C++ is mixing my strings?


I have this really simple c++ function I wrote myself.
It should just strip the '-' characters out of my string.
Here's the code

char* FastaManager::stripAlignment(char *seq, int seqLength){
    char newSeq[seqLength];
    int j=0;
    for (int i=0; i<seqLength; i++) {
        if (seq[i] != '-') {
            newSeq[j++]=seq[i];
        }
    }

    char *retSeq = (char*)malloc((--j)*sizeof(char));
    for (int i=0; i<j; i++) {
        retSeq[i]=newSeq[i];
    }
    retSeq[j+1]='\0'; //WTF it keeps reading from memory without this
    return retSeq;
}

I think that comment speaks for itself.
I don't know why, but when I launch the program and print out the result, I get something like

'stripped_sequence''original_sequence'

However, if I try to debug the code to see if there's anything wrong, the flows goes just right, and ends up returning the correct stripped sequence.

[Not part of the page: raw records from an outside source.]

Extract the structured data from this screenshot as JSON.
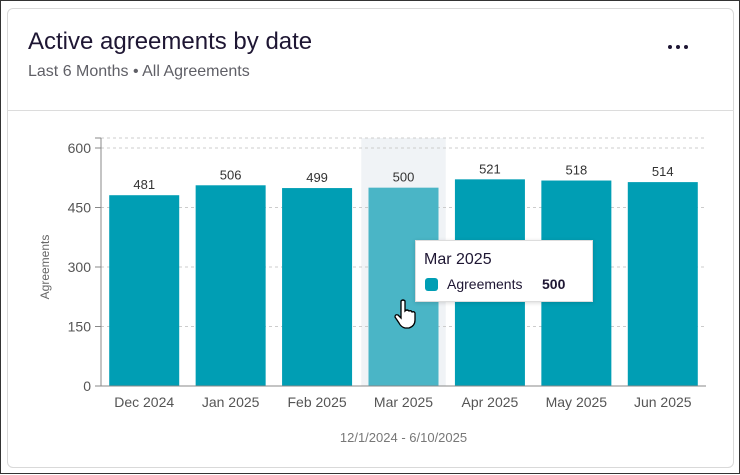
{
  "header": {
    "title": "Active agreements by date",
    "subtitle": "Last 6 Months • All Agreements",
    "menu_icon": "more-horizontal-icon"
  },
  "chart_data": {
    "type": "bar",
    "categories": [
      "Dec 2024",
      "Jan 2025",
      "Feb 2025",
      "Mar 2025",
      "Apr 2025",
      "May 2025",
      "Jun 2025"
    ],
    "values": [
      481,
      506,
      499,
      500,
      521,
      518,
      514
    ],
    "ylabel": "Agreements",
    "xlabel": "12/1/2024 - 6/10/2025",
    "ylim": [
      0,
      600
    ],
    "yticks": [
      0,
      150,
      300,
      450,
      600
    ],
    "grid": true,
    "highlighted": "Mar 2025",
    "colors": {
      "bar": "#009eb4",
      "highlight_bar": "#4ab5c6",
      "highlight_band": "#f0f3f6"
    }
  },
  "tooltip": {
    "title": "Mar 2025",
    "series": "Agreements",
    "value": "500"
  }
}
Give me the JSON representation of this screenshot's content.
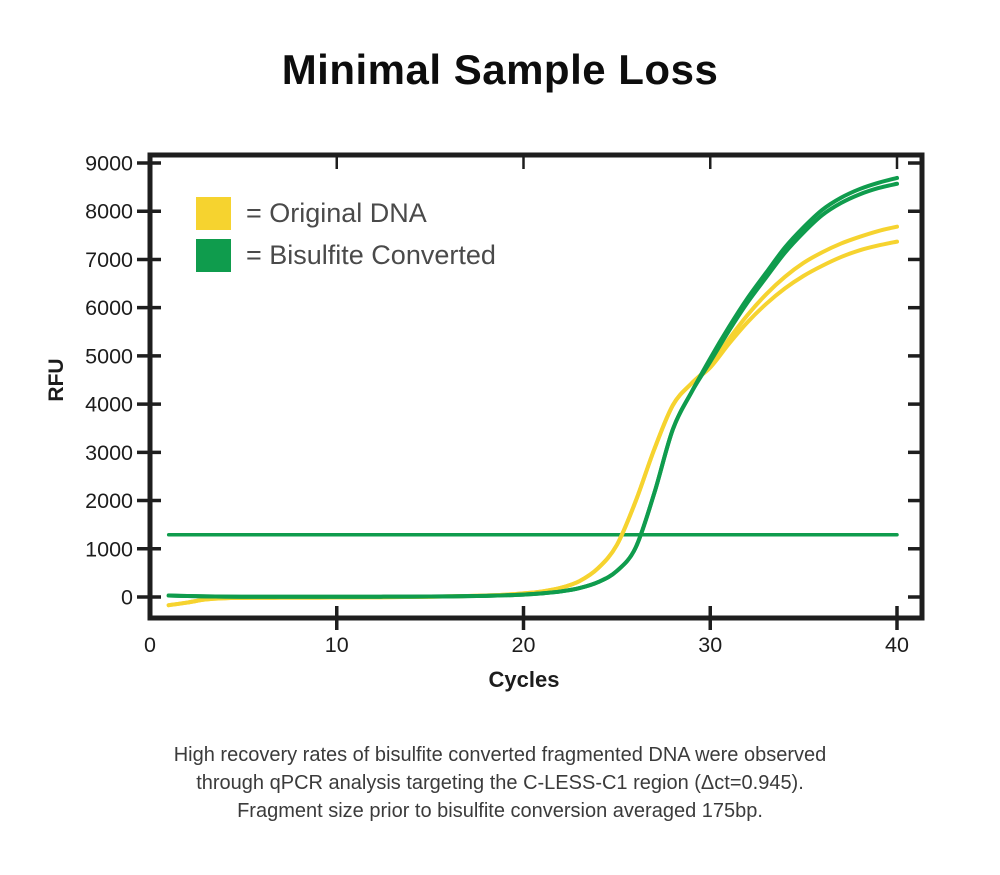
{
  "title": "Minimal Sample Loss",
  "legend": [
    {
      "label": "= Original DNA",
      "color": "#F6D32F"
    },
    {
      "label": "= Bisulfite Converted",
      "color": "#0F9C4D"
    }
  ],
  "caption": {
    "line1": "High recovery rates of bisulfite converted fragmented DNA were observed",
    "line2": "through qPCR analysis targeting the C-LESS-C1 region (Δct=0.945).",
    "line3": "Fragment size prior to bisulfite conversion averaged 175bp."
  },
  "chart_data": {
    "type": "line",
    "xlabel": "Cycles",
    "ylabel": "RFU",
    "xlim": [
      0,
      41.3
    ],
    "ylim": [
      -350,
      9170
    ],
    "xticks": [
      0,
      10,
      20,
      30,
      40
    ],
    "yticks": [
      0,
      1000,
      2000,
      3000,
      4000,
      5000,
      6000,
      7000,
      8000,
      9000
    ],
    "grid": false,
    "legend_position": "top-left",
    "axis_color": "#1E1E1E",
    "tick_label_color": "#1D1D1D",
    "threshold_line": {
      "label": "threshold",
      "rfu": 1290,
      "x_start": 1,
      "x_end": 40,
      "color": "#0F9C4D"
    },
    "x": [
      1,
      2,
      3,
      4,
      5,
      6,
      7,
      8,
      9,
      10,
      11,
      12,
      13,
      14,
      15,
      16,
      17,
      18,
      19,
      20,
      21,
      22,
      23,
      24,
      25,
      26,
      27,
      28,
      29,
      30,
      31,
      32,
      33,
      34,
      35,
      36,
      37,
      38,
      39,
      40
    ],
    "series": [
      {
        "name": "Original DNA rep 1",
        "color": "#F6D32F",
        "values": [
          -170,
          -115,
          -50,
          -25,
          -18,
          -15,
          -14,
          -13,
          -12,
          -10,
          -8,
          -5,
          -2,
          2,
          6,
          12,
          20,
          32,
          48,
          75,
          115,
          190,
          330,
          600,
          1080,
          1980,
          3060,
          3980,
          4430,
          4800,
          5350,
          5850,
          6280,
          6640,
          6930,
          7150,
          7330,
          7470,
          7590,
          7680
        ]
      },
      {
        "name": "Original DNA rep 2",
        "color": "#F6D32F",
        "values": [
          -170,
          -115,
          -50,
          -25,
          -18,
          -15,
          -14,
          -13,
          -12,
          -10,
          -8,
          -5,
          -2,
          2,
          6,
          12,
          20,
          32,
          48,
          75,
          115,
          190,
          330,
          600,
          1080,
          1980,
          3060,
          3980,
          4430,
          4760,
          5250,
          5700,
          6080,
          6400,
          6660,
          6870,
          7050,
          7190,
          7290,
          7370
        ]
      },
      {
        "name": "Bisulfite Converted rep 1",
        "color": "#0F9C4D",
        "values": [
          30,
          20,
          12,
          8,
          6,
          5,
          5,
          5,
          5,
          5,
          5,
          6,
          7,
          8,
          10,
          13,
          17,
          24,
          35,
          50,
          75,
          115,
          185,
          310,
          540,
          1020,
          2150,
          3480,
          4250,
          4950,
          5600,
          6200,
          6730,
          7250,
          7670,
          8030,
          8280,
          8460,
          8590,
          8690
        ]
      },
      {
        "name": "Bisulfite Converted rep 2",
        "color": "#0F9C4D",
        "values": [
          30,
          20,
          12,
          8,
          6,
          5,
          5,
          5,
          5,
          5,
          5,
          6,
          7,
          8,
          10,
          13,
          17,
          24,
          35,
          50,
          75,
          115,
          185,
          310,
          540,
          1020,
          2150,
          3480,
          4250,
          4880,
          5520,
          6110,
          6630,
          7140,
          7560,
          7920,
          8170,
          8350,
          8480,
          8570
        ]
      }
    ]
  }
}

I tried to print out the memory of the two variables, and here are the memory readings

memory for seq: https://i.sstatic.net/dHI8k.png

memory for *seq: https://i.sstatic.net/UqVkX.png

memory for retSeq: https://i.sstatic.net/o9uvI.png

memory for *retSeq: https://i.sstatic.net/ioFsu.png

(couldn't include links / pics because of spam filter, sorry)

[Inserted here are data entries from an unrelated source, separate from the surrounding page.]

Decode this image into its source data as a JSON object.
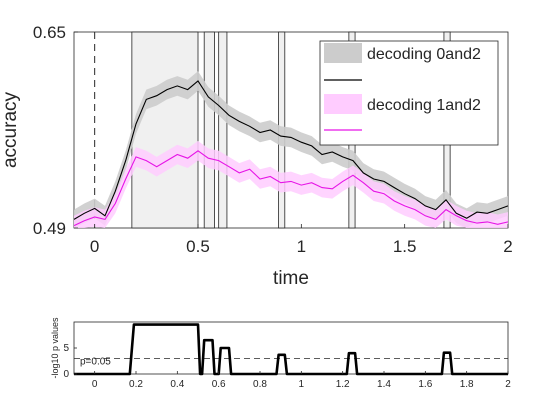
{
  "chart_data": [
    {
      "type": "line",
      "xlabel": "time",
      "ylabel": "accuracy",
      "xlim": [
        -0.1,
        2
      ],
      "ylim": [
        0.49,
        0.65
      ],
      "xticks": [
        "0",
        "0.5",
        "1",
        "1.5",
        "2"
      ],
      "yticks": [
        "0.49",
        "0.65"
      ],
      "legend_position": "top-right",
      "vertical_reference_line": {
        "x": 0,
        "style": "dashed"
      },
      "significance_windows": [
        [
          0.18,
          0.5
        ],
        [
          0.53,
          0.58
        ],
        [
          0.6,
          0.64
        ],
        [
          0.89,
          0.92
        ],
        [
          1.23,
          1.26
        ],
        [
          1.69,
          1.72
        ]
      ],
      "series": [
        {
          "name": "decoding 0and2",
          "color": "#000000",
          "band_color": "#cccccc",
          "x": [
            -0.1,
            -0.05,
            0,
            0.05,
            0.1,
            0.15,
            0.2,
            0.25,
            0.3,
            0.35,
            0.4,
            0.45,
            0.5,
            0.55,
            0.6,
            0.65,
            0.7,
            0.75,
            0.8,
            0.85,
            0.9,
            0.95,
            1.0,
            1.05,
            1.1,
            1.15,
            1.2,
            1.25,
            1.3,
            1.35,
            1.4,
            1.45,
            1.5,
            1.55,
            1.6,
            1.65,
            1.7,
            1.75,
            1.8,
            1.85,
            1.9,
            1.95,
            2.0
          ],
          "values": [
            0.497,
            0.502,
            0.506,
            0.5,
            0.52,
            0.545,
            0.575,
            0.595,
            0.598,
            0.603,
            0.606,
            0.603,
            0.61,
            0.597,
            0.59,
            0.582,
            0.577,
            0.573,
            0.568,
            0.57,
            0.565,
            0.564,
            0.56,
            0.557,
            0.55,
            0.552,
            0.548,
            0.545,
            0.535,
            0.53,
            0.528,
            0.523,
            0.518,
            0.514,
            0.508,
            0.505,
            0.513,
            0.502,
            0.498,
            0.503,
            0.502,
            0.505,
            0.508
          ],
          "errors": [
            0.008,
            0.008,
            0.008,
            0.008,
            0.008,
            0.008,
            0.008,
            0.008,
            0.008,
            0.008,
            0.008,
            0.008,
            0.008,
            0.008,
            0.008,
            0.008,
            0.008,
            0.008,
            0.008,
            0.008,
            0.008,
            0.008,
            0.008,
            0.008,
            0.008,
            0.008,
            0.008,
            0.008,
            0.008,
            0.008,
            0.008,
            0.008,
            0.008,
            0.008,
            0.008,
            0.008,
            0.008,
            0.008,
            0.008,
            0.008,
            0.008,
            0.008,
            0.008
          ]
        },
        {
          "name": "decoding 1and2",
          "color": "#e614e6",
          "band_color": "#ffccff",
          "x": [
            -0.1,
            -0.05,
            0,
            0.05,
            0.1,
            0.15,
            0.2,
            0.25,
            0.3,
            0.35,
            0.4,
            0.45,
            0.5,
            0.55,
            0.6,
            0.65,
            0.7,
            0.75,
            0.8,
            0.85,
            0.9,
            0.95,
            1.0,
            1.05,
            1.1,
            1.15,
            1.2,
            1.25,
            1.3,
            1.35,
            1.4,
            1.45,
            1.5,
            1.55,
            1.6,
            1.65,
            1.7,
            1.75,
            1.8,
            1.85,
            1.9,
            1.95,
            2.0
          ],
          "values": [
            0.492,
            0.496,
            0.499,
            0.497,
            0.51,
            0.53,
            0.548,
            0.545,
            0.54,
            0.545,
            0.55,
            0.547,
            0.553,
            0.547,
            0.545,
            0.54,
            0.535,
            0.538,
            0.53,
            0.532,
            0.527,
            0.528,
            0.525,
            0.527,
            0.523,
            0.522,
            0.528,
            0.533,
            0.527,
            0.52,
            0.518,
            0.512,
            0.508,
            0.505,
            0.5,
            0.497,
            0.505,
            0.5,
            0.496,
            0.494,
            0.495,
            0.493,
            0.495
          ],
          "errors": [
            0.008,
            0.008,
            0.008,
            0.008,
            0.008,
            0.008,
            0.008,
            0.008,
            0.008,
            0.008,
            0.008,
            0.008,
            0.008,
            0.008,
            0.008,
            0.008,
            0.008,
            0.008,
            0.008,
            0.008,
            0.008,
            0.008,
            0.008,
            0.008,
            0.008,
            0.008,
            0.008,
            0.008,
            0.008,
            0.008,
            0.008,
            0.008,
            0.008,
            0.008,
            0.008,
            0.008,
            0.008,
            0.008,
            0.008,
            0.008,
            0.008,
            0.008,
            0.008
          ]
        }
      ]
    },
    {
      "type": "line",
      "xlabel": "",
      "ylabel": "-log10 p values",
      "xlim": [
        -0.1,
        2
      ],
      "ylim": [
        0,
        10
      ],
      "xticks": [
        "0",
        "0.2",
        "0.4",
        "0.6",
        "0.8",
        "1",
        "1.2",
        "1.4",
        "1.6",
        "1.8",
        "2"
      ],
      "yticks": [
        "0",
        "5"
      ],
      "threshold": {
        "value": 3,
        "label": "p=0.05",
        "style": "dashed"
      },
      "series": [
        {
          "color": "#000000",
          "x": [
            -0.1,
            0.17,
            0.19,
            0.5,
            0.51,
            0.52,
            0.53,
            0.57,
            0.58,
            0.6,
            0.61,
            0.65,
            0.66,
            0.88,
            0.89,
            0.92,
            0.93,
            1.22,
            1.23,
            1.26,
            1.27,
            1.68,
            1.69,
            1.72,
            1.73,
            2.0
          ],
          "values": [
            0,
            0,
            9.5,
            9.5,
            0,
            0,
            6.5,
            6.5,
            0,
            0,
            5,
            5,
            0,
            0,
            3.7,
            3.7,
            0,
            0,
            4,
            4,
            0,
            0,
            4.1,
            4.1,
            0,
            0
          ]
        }
      ]
    }
  ]
}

This is the code I'm using to print out the strings

for (int i=0; i<atoi(argv[2]); i++) {
    char *seq;
    if (usingStructure) {
        seq = fm.generateSequenceWithStructure(structure);            
    }else{
        seq = fm.generateSequenceFromProfile();
    }
    cout<<">Sequence "<<i+1<<": "<<seq<<endl;
}

Now, I have really no idea about what's going on.


Solution

  • This happens because you put the terminating zero of a C string outside the allocated space. You should be allocating one extra character at the end of your string copy, and adding '\0' there. Or better yet, you should use std::string.

    char *retSeq = (char*)malloc((j+1)*sizeof(char));
    for (int i=0; i<j; i++) {
        retSeq[i]=newSeq[i];
    }
    retSeq[j]='\0';
    

    it keeps reading from memory without this

    This is by design: C strings are zero-terminated. '\0' signals to string routines in C that the end of the string has been reached. The same convention holds in C++ when you work with C strings.